Physiological and pathological mechanisms of wobble adenosine to inosine modification in tRNAs – InotRNA

In the last decades, our understanding of the RNA world and its complexity has drastically enlarged with the characterization of numerous non-coding RNA species that participate together with mRNAs and tRNAs to the regulated development of cells and organisms. Notably, many RNA posttranscriptional modifications (PTM), which exceed by far the number of protein PTM, expand the functions of RNAs. Accordingly, dysregulations of these RNA PTM are linked with the etiology of a wide range of human diseases.

In tRNAs, the most modified RNA macromolecules, at least 50% of the PTM are linked to human diseases, strongly reviving the interest for tRNAs as effector molecules. Strikingly, an astounding 86% of the diseases linked to mutations in genes coding for tRNA-modifying enzymes are neurological disorders, of which 90% are neurodevelopmental disorders (NDDs), highlighting the importance of tRNAs modification for proper brain development. Yet, the high sensitivity of the human brain to perturbations in tRNAs PTM is not understood and it is therefore crucial to understand how these modifications are essential for brain development, and how defects on tRNA editing provoke neurological disorders.

Among RNA modifications, adenosine to inosine (A-to-I) is of major interest as inosine is found in most RNA species where it plays many essential roles, including in decoding at the ribosomes (wobble hypothesis). In eukaryotes, tRNAs wobble A-to-I is catalysed by the essential ADAT complex that, when mutated, causes wobble inosine (I34) decrease and leads to human NDDs, including microcephaly, intellectual disability and epilepsy. The biological importance of the ADAT complex and of I34 remains however elusive, calling for the precise characterization in molecular and functional terms of the wobble inosine modification pathways.

Building on its strong preliminary data (e.g. ADAT 3D structure, mouse models) that ensure its feasibility, the InotRNA project will tackle this challenge by combining, in a unique integrated manner, in vitro biochemical, biophysical and structural analyzes with in vivo manipulation of gene expression in mouse brain and in cellulo genome-wide omics approaches.

InotRNA will address the following questions:

1. How does ADAT recognize tRNAs?
InotRNA will characterize by tRNA binding, footprinting and structural analyses the specific recognition by ADAT of its cognate tRNAs, notably how ADAT modifies tRNAs having different sequences and tertiary structures.

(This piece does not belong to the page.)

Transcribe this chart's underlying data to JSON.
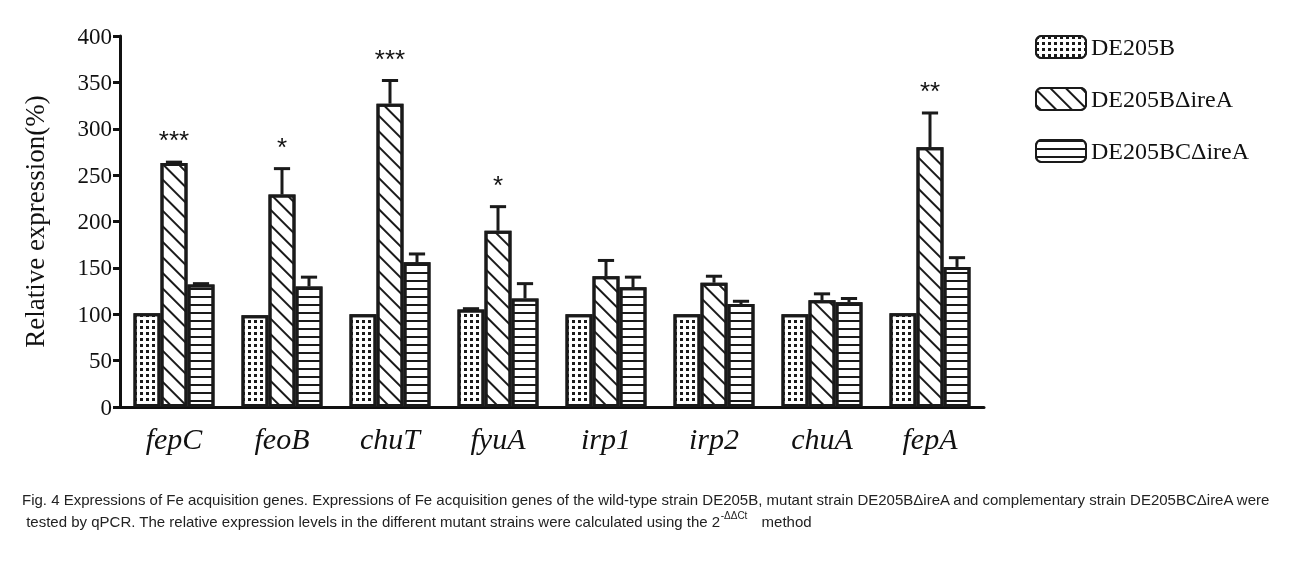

2. How do ADAT and I34 regulate cortical development?
InotRNA will (i) investigate ADAT dysregulation in defined cell types and developmental stages in mouse models to pinpoint the developmental processes perturbed by I34 imbalance, and (ii) quantitate mRNA-specific translation rates by ribosome profiling in mouse cortices to define how I34 regulates translational programs.

3. How does I34 loss affect tRNAs stability and processing?
InotRNA will determine by omics analyses to which extent I34 loss affects the stability, abundance, modification and aminoacylation of ADAT cognate tRNAs in mouse cortices.

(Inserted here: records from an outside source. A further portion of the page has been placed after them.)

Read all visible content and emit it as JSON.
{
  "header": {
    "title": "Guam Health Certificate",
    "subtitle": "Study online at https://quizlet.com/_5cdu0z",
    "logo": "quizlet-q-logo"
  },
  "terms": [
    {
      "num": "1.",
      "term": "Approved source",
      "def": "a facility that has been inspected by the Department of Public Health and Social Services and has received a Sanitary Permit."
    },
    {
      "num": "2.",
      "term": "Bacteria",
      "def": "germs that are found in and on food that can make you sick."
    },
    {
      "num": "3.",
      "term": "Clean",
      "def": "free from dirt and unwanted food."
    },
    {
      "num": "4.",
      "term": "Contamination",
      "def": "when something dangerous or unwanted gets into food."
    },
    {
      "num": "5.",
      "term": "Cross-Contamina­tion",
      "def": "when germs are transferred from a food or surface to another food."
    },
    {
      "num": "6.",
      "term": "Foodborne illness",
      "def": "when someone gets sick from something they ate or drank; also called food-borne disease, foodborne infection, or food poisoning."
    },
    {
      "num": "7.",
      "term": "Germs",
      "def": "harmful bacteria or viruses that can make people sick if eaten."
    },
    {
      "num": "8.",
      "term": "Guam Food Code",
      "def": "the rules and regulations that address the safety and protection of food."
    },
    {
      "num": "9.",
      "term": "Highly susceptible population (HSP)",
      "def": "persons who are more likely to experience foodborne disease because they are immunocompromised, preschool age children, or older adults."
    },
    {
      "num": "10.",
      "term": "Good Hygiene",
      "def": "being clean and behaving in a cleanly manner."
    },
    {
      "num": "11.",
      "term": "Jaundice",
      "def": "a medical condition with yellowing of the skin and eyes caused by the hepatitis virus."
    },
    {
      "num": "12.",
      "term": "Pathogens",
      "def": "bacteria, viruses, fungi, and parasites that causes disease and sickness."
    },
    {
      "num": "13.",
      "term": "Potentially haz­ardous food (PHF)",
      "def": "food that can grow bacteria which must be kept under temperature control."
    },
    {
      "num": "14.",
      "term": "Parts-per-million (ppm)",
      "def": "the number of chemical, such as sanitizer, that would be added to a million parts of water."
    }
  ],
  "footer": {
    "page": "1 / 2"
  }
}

4. How do ADAT disease variants affect ADAT structure, mechanism and developmental function?
InotRNA will look at the effects of novel NDD-causing mutations on ADAT structure, tRNA binding and activity, and will test in vivo for pathological mechanisms of action of these ADAT variants.

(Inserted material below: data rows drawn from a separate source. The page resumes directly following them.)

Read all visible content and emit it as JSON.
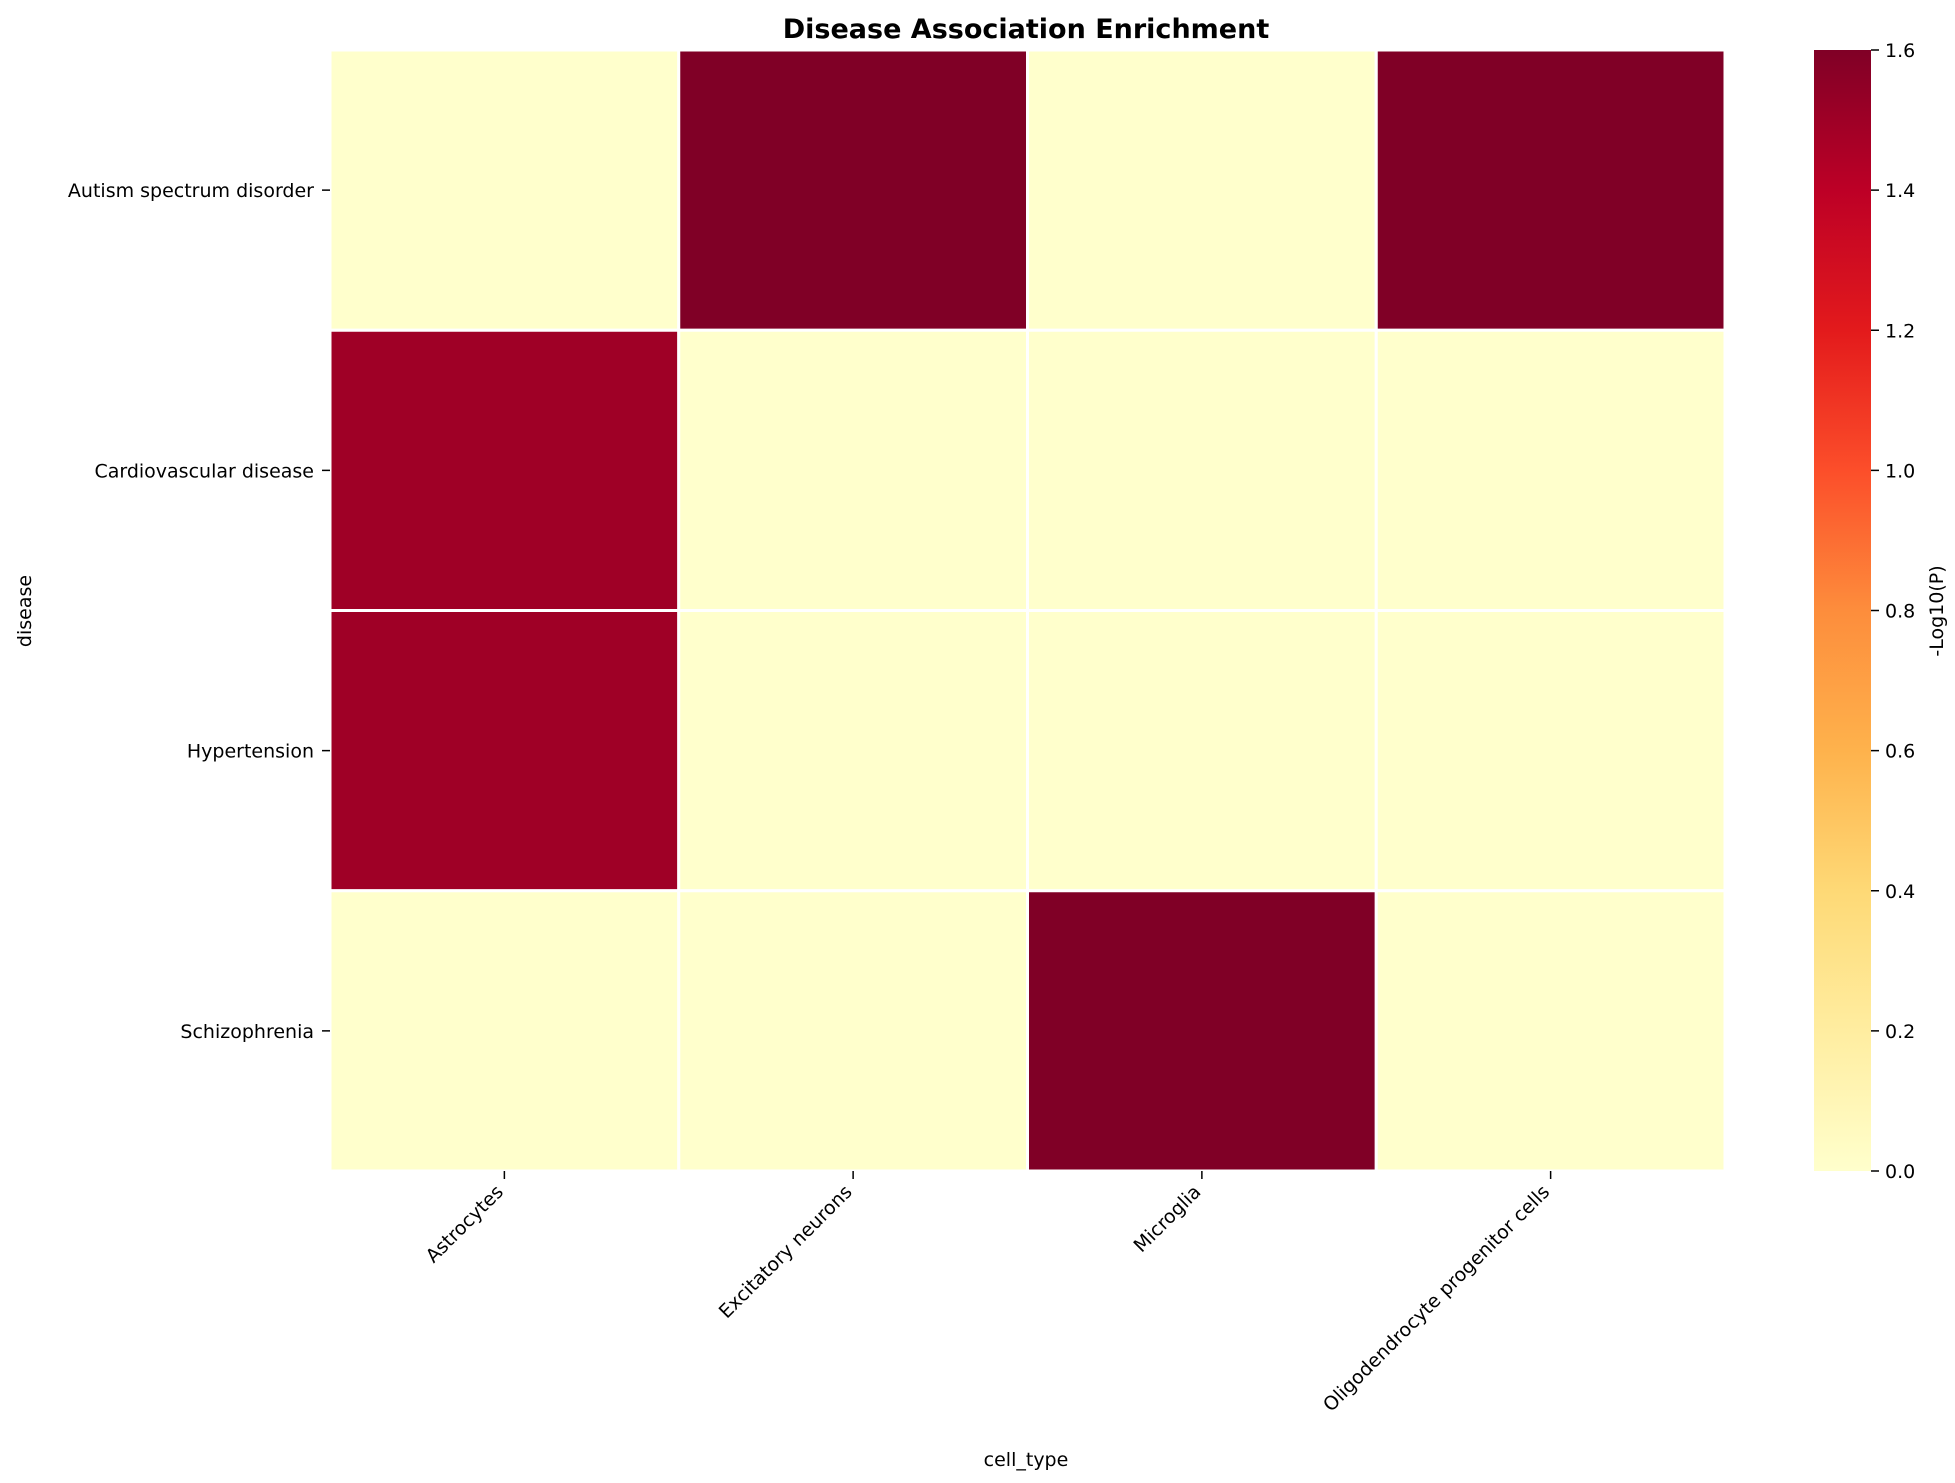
{
  "chart_data": {
    "type": "heatmap",
    "title": "Disease Association Enrichment",
    "xlabel": "cell_type",
    "ylabel": "disease",
    "x_categories": [
      "Astrocytes",
      "Excitatory neurons",
      "Microglia",
      "Oligodendrocyte progenitor cells"
    ],
    "y_categories": [
      "Autism spectrum disorder",
      "Cardiovascular disease",
      "Hypertension",
      "Schizophrenia"
    ],
    "values": [
      [
        0.0,
        1.6,
        0.0,
        1.6
      ],
      [
        1.5,
        0.0,
        0.0,
        0.0
      ],
      [
        1.5,
        0.0,
        0.0,
        0.0
      ],
      [
        0.0,
        0.0,
        1.6,
        0.0
      ]
    ],
    "colorbar": {
      "label": "-Log10(P)",
      "min": 0.0,
      "max": 1.6,
      "ticks": [
        "0.0",
        "0.2",
        "0.4",
        "0.6",
        "0.8",
        "1.0",
        "1.2",
        "1.4",
        "1.6"
      ],
      "colormap": "YlOrRd",
      "colors": [
        "#ffffcc",
        "#ffeda0",
        "#fed976",
        "#feb24c",
        "#fd8d3c",
        "#fc4e2a",
        "#e31a1c",
        "#bd0026",
        "#800026"
      ]
    },
    "grid": false,
    "cell_border_color": "#ffffff"
  }
}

The InotRNA project will therefore unravel the catalytic mechanism of ADAT, the effect of the wobble inosine on tRNA stability and function, and the consequences of the wobble inosine decrease on brain development. The unique and complementary expertise of the InotRNA partners, including in vivo analyses in mouse cortices to keep with the most relevant biological environment, will provide this consortium an exclusive and crucial competitive edge to tackle this challenging project in epitranscriptomics.